Pourquoi les entreprises chinoises accepteraient-elles de telles contraintes à l’investissement ? Parce qu’elles n’auront pas d’autre choix pour être présentes sur le marché européen. Les droits de douane élevés seront la fin du tout-exportation. Pour l'État chinois, cela signifie qu'il faut revoir à la baisse les ambitions du secteur automobile en matière de production et d'emploi dans le pays, afin de garantir l'acceptabilité à l'étranger. Après la surproduction immobilière, ce sera une autre bulle à dégonfler.
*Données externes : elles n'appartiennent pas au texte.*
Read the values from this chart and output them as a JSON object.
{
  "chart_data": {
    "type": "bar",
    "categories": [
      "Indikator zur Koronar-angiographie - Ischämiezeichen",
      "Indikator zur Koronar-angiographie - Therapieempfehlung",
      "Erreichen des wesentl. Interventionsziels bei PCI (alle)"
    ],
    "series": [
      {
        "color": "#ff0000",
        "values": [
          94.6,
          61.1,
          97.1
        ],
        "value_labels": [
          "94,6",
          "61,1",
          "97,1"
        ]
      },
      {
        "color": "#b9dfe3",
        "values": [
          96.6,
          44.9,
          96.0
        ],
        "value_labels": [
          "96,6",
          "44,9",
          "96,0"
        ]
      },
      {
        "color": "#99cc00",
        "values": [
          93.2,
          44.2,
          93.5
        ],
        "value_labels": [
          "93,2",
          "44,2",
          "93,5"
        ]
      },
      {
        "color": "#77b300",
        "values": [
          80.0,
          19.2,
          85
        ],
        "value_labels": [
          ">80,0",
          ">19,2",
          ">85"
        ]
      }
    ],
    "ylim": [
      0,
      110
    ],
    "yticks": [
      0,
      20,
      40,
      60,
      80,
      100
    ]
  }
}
L’alternative à la combinaison des droits de douane et d’un cocon industriel du 21e siècle est la mort de l'industrie automobile européenne.

L’alternative à la combinaison des droits de douane et d’un cocon industriel du 21e siècle est la mort de l'industrie automobile européenne. Elle ne serait ni lente ni indolore. Avoir mis en place l’objectif de verdissement avant la politique industrielle a été une erreur. La Chine, elle, avait anticipé la tendance des véhicules électriques il y a deux décennies, tout en négligeant l'aspect carbone de sa chaîne de production.

Pour les marques européennes, cela implique d'autres défis. Il serait inacceptable d'obtenir un espace de respiration et, simultanément, de repousser la transition vers le verdissement. Un horizon temporel limité est essentiel, tout comme le soutien des consommateurs. La lutte sur les prix est indissociable des politiques de verdissement, et singulièrement pour les véhicules électriques.

Prétendre que le marché libre fonctionne actuellement est une illusion. Celle-ci vient après l’erreur d’avoir négligé les avancées technologiques des producteurs chinois et de Tesla. Outre ce qu'il reste du sens du design et du marketing de nos fabricants, la dimension de notre marché et notre volonté collective de maintenir un certain degré d'autosuffisance sont les leviers dont nous disposons. Utilisons-les entre fabricants et entre États membres avant qu'il ne soit trop tard.